College of Mount St. Joseph Professor Gene Kritsky joined us this morning to talk about how to keep the bugs out of your home this season.
They might not be dangerous but they do indeed stink! Stink bugs are invading Tri-State homes looking to escape the brutal winter weather.
Kritsky says the smell is like an extremely rancid plant. They have a repugnant gland underneath which exudes the smell as a defense mechanism.
These smelly bugs were introduced in 1998 and their population has only grown larger. We're slowly seeing large groups of them moving west.
Two years ago, there were reports of people in New Jersey using snow shovels to remove them from their front porch.
Kritsky says we're even starting to see economic affects on some of the crops grown here in Ohio. They feed on a wide variety of crops including corn, soy beans and apples.
Best thing to do keep them out?
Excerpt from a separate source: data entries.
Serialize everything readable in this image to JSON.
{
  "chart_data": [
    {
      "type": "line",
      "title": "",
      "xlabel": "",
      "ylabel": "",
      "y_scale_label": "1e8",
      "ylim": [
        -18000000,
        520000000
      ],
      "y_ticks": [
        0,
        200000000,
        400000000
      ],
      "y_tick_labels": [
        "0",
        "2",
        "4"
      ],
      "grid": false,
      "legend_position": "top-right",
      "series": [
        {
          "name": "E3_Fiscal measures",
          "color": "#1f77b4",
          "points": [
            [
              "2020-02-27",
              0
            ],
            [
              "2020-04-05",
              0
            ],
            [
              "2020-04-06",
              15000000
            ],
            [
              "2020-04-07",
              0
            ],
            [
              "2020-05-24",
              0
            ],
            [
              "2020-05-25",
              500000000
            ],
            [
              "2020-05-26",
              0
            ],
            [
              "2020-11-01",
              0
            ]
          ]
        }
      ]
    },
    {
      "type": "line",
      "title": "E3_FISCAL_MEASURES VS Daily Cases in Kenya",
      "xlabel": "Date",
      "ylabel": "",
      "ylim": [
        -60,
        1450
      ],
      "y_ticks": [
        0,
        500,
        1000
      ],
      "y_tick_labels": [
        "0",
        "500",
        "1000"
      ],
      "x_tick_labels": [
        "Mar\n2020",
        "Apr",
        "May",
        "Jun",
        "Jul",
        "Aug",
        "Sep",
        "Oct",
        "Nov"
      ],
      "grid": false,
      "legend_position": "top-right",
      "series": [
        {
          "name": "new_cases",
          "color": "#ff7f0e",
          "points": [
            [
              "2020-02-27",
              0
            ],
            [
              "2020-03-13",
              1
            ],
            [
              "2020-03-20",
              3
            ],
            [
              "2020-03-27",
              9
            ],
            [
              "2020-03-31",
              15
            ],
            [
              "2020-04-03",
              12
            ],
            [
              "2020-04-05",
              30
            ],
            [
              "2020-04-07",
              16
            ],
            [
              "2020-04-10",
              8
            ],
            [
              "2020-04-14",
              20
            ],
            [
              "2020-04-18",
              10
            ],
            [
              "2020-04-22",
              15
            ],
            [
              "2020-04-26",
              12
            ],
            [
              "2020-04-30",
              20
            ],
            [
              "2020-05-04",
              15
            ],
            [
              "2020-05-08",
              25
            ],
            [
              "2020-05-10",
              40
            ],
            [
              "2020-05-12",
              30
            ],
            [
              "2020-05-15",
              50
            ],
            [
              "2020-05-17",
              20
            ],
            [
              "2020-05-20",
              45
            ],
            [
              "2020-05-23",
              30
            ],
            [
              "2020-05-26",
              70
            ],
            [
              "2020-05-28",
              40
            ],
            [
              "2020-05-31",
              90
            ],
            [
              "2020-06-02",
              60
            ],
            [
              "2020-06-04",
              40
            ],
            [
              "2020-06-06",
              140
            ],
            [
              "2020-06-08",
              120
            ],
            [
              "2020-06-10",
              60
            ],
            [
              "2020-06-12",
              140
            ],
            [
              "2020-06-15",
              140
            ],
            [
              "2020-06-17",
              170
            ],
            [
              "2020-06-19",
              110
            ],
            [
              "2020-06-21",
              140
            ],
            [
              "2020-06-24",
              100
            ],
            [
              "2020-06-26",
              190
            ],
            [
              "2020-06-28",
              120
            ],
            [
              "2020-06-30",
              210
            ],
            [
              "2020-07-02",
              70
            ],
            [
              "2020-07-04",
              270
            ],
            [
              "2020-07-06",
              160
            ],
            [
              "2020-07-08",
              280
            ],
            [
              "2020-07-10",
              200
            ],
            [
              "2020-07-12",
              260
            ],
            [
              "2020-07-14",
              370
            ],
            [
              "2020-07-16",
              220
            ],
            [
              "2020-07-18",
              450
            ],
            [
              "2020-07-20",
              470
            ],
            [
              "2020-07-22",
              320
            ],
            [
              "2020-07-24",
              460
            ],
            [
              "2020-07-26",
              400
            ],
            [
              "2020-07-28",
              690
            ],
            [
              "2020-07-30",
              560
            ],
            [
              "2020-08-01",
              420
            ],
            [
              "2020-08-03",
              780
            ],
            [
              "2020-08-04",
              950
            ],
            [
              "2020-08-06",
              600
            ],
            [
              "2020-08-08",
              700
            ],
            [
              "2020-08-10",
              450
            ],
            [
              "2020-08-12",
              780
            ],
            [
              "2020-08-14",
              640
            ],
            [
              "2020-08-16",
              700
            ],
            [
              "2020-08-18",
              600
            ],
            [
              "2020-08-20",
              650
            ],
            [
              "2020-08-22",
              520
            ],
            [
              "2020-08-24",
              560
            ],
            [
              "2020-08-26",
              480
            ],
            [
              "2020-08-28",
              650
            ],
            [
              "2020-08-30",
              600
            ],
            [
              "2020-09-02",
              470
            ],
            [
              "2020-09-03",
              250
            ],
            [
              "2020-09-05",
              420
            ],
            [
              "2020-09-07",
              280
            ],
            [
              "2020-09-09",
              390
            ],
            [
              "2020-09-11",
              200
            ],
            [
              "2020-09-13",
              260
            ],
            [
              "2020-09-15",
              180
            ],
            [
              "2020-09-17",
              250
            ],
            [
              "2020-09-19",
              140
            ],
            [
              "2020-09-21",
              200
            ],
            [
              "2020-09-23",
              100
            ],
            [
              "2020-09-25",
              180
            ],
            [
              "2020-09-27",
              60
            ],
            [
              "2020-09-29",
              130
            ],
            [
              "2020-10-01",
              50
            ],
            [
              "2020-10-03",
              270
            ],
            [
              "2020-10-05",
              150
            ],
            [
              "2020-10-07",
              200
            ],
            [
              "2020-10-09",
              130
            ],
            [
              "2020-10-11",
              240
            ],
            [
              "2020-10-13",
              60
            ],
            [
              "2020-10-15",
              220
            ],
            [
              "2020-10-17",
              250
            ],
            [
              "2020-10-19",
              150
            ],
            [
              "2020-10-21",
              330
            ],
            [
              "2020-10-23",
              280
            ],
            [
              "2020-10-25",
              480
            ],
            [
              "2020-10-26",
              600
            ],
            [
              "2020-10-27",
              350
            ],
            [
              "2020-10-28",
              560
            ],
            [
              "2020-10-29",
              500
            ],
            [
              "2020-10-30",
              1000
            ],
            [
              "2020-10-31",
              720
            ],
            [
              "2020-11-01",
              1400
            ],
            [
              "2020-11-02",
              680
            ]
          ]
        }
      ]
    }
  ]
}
Kritsky says to perform a home inspection and close any opening where they can get in.
Kritsky also says it's important to make sure your screens are in tact, your home has good caulking and your attic entrances are secure.
If they've already invaded your home, Kritsky says the best thing to do is take a small glass or container, scoop them in and throw them outside. The cold will kill them.
Don't worry though, stink bugs are not dangerous. Kritsky tells us they only bite plants.
These bugs are a big problem in West Virginia and we can expect the same issue here. Unfortunately, we're going to see an increased population over the next 2-3 years.
Stink bugs aren't the only bugs invading the Tri-State. Kritsky tells us that we will see a slight infestation of cicadas this summer.
The cicadas will emerge in Brown County, Clermont County and right across the river in Northern Kentucky.
Good news is the cicada invasion won't be as bad as it was in 2008 when you could barely hear yourself talk.
The emergence is localized so you'll probably only find half a dozen or so around park areas.
That's not all! Fleas and ticks are a constant problem for pet owners. Kritsky tells us that the cold weather doesn't even have a big impact on fleas.
Most insects freeze solid and come back to life when the warmer weather approaches. Some bugs are just here to stay!